2018年4月9日月曜日

カルビー、8年連続大増収を遂げた松本会長が、退任しなければならない理由(6)

4年でやめればよかった?



 松本会長は就任当初、4年で辞めると周囲に話していたと伝えられている。私の経験から言うと、松本会長のような経営者は「3年やればあきてしまう」。というのは、新しい会社に乗り込むと大いに張り切るし、興奮する。実際にアドレナリンが分泌されるのがわかるのだ。大きな改革をやり始め、その施策に結果が伴い、業績が上ぶれし始める。そしてそのドライブは加速して、3年目、4年目には業績はますます伸張する。不調に沈んでいた企業を再生したことで、そのプロ経営者はカリスマ経営者として一身に尊敬を集める。

 しかし、実はその絶頂時にはもう主な改革や改善のカードは切り終わっていることが多い。ある状況で戦略的に動けた将軍も、別の状況でまた新たな戦略がすぐに浮かぶというものでもない。つまり、ステージが変われば別のタイプの経営者に指揮権を譲るのがよいのだ。ちょうどプロ野球の監督が成功したとしても、数シーズン限りで交代していくようなものだ。

 松本会長の場合、2月にカルビーの創業家出身で松本氏を会長に招聘した松尾雅彦氏が死去したことも影響している。創業家、あるいはオーナーとプロ経営者の関係は微妙で、招聘したのに退任させるなどのケースも多く見られる。そんな関係に陥ることなく、よい関係のままでいた資本家が死去すると、プロ経営者としては後ろ盾を失ったような気がする。あるいは、その招聘者に対しての畏敬の念が強い場合、「俺はこの人のためにがんばるんだ」という気概に私もなったことがある。そうなると、「その人」がいなくなった場合には大きく経営意欲がそがれることがある。
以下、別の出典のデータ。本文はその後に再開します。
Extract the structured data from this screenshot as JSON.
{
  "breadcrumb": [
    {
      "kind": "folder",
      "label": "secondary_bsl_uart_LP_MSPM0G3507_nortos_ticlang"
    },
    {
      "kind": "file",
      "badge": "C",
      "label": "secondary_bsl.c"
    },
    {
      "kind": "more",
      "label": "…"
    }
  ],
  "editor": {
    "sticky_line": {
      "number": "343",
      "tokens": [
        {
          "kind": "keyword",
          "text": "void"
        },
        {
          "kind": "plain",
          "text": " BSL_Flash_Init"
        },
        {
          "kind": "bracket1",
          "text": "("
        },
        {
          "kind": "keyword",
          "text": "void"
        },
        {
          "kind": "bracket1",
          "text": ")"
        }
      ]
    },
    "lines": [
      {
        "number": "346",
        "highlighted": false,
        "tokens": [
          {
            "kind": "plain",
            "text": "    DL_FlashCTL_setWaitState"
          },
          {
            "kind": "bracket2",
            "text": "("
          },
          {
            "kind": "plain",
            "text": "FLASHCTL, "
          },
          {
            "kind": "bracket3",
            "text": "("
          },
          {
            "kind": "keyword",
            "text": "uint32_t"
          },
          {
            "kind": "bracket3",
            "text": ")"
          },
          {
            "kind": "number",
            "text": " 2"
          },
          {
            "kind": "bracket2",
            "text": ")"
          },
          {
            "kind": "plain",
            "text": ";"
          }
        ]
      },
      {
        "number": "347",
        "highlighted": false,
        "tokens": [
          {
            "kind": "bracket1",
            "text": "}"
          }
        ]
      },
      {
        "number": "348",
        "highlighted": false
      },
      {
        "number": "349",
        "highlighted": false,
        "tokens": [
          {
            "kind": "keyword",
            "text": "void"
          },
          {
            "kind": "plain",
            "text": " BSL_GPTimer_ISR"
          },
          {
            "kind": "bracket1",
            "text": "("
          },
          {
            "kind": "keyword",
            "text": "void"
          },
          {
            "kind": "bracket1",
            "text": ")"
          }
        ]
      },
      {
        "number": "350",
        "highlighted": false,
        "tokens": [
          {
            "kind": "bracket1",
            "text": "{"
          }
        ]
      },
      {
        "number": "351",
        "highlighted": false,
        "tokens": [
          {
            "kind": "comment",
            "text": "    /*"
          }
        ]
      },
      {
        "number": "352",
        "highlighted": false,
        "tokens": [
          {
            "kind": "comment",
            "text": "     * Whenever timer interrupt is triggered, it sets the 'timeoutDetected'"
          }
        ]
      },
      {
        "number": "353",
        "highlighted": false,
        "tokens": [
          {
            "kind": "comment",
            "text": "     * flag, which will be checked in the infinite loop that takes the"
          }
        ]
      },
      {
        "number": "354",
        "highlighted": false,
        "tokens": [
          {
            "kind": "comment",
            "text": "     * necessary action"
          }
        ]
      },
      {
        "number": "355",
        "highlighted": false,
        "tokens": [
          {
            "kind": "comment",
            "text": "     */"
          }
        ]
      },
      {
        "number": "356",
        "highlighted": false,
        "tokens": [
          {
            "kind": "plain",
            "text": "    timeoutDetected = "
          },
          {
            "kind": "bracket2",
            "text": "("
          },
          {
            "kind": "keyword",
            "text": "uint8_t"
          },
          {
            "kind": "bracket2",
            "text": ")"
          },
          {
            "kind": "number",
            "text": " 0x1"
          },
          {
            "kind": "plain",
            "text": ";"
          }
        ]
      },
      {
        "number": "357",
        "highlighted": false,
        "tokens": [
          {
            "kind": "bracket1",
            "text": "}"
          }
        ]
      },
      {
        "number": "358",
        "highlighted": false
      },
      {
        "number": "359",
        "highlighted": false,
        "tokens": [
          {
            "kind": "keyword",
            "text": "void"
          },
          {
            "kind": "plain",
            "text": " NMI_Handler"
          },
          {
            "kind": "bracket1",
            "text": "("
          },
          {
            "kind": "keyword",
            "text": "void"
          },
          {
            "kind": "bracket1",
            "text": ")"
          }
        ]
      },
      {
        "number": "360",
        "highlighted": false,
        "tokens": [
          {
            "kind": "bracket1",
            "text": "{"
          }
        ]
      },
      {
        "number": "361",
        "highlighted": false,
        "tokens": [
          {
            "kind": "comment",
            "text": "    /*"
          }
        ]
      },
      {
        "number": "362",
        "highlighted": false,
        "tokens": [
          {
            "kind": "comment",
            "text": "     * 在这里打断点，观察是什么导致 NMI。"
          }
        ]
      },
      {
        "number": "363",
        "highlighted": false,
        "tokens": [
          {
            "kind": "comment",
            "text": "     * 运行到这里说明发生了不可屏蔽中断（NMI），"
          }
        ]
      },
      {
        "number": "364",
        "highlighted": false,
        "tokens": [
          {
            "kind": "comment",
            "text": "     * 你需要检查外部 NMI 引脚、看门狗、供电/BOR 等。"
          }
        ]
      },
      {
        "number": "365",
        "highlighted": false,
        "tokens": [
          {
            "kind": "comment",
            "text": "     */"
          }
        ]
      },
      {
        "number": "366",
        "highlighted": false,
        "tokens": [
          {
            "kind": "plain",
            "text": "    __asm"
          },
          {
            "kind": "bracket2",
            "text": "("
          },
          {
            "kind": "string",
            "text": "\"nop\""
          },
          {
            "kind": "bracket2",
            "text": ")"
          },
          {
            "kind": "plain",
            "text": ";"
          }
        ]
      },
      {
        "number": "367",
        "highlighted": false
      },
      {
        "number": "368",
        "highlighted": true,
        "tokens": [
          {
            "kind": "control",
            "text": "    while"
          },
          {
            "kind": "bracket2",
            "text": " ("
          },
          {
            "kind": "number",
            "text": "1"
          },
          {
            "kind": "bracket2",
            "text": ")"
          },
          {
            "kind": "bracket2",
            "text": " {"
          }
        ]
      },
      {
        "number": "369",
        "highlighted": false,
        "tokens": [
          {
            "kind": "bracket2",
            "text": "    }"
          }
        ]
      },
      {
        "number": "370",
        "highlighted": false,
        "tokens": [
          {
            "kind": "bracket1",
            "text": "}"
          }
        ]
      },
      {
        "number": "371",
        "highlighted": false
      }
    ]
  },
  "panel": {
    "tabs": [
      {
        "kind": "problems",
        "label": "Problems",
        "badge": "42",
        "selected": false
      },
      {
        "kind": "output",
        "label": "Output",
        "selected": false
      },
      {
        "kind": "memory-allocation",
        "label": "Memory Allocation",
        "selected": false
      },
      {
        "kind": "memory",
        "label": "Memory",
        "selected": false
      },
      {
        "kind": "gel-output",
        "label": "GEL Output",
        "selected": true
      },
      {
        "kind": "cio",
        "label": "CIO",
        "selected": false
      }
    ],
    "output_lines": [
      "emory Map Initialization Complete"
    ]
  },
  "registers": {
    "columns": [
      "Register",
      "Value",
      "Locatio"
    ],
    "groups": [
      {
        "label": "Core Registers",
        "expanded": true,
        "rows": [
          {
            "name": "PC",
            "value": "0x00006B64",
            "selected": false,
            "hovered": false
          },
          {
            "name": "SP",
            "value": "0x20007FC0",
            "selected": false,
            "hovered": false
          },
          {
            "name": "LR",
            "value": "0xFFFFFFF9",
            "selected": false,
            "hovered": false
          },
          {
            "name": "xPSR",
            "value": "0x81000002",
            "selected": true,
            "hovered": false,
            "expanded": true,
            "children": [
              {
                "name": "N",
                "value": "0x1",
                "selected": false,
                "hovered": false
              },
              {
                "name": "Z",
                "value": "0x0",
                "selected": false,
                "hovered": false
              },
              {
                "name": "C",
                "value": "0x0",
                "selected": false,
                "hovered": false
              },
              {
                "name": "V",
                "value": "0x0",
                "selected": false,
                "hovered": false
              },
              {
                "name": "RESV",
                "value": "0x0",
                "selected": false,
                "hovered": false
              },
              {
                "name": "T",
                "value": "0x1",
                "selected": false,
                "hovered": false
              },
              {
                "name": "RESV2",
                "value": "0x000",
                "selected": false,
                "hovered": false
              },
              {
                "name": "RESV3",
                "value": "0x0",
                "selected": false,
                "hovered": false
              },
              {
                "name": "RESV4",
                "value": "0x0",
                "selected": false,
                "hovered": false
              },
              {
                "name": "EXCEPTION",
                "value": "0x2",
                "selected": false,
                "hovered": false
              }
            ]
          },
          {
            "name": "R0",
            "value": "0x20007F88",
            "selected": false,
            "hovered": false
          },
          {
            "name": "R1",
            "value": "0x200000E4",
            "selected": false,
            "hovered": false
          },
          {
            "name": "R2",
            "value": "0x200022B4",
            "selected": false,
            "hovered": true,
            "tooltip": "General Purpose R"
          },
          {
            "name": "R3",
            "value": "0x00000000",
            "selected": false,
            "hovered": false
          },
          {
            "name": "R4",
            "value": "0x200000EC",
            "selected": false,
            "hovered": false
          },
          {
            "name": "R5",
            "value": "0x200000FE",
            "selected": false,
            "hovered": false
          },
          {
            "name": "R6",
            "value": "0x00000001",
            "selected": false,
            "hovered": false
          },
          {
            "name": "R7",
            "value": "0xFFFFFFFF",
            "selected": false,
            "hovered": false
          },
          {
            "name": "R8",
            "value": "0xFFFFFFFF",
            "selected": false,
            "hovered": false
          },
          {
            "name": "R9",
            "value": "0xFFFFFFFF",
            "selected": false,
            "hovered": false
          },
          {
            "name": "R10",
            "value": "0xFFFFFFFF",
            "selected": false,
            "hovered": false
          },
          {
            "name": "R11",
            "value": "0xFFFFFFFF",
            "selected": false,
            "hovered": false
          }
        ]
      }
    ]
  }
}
 さまざまな要因が絡み合って松本会長はカルビーを卒業することを選択した。すでにいくつも次のポジションのオファーがあるという。転進して、ぜひ次に引き受ける会社も再生、あるいは十分に伸張させてほしい。松本会長のような経営者事例が出ると、続くプロ経営者が日本にも輩出されていくことだろう。さらば、勇者よ! また活躍する日を見ることを確信して。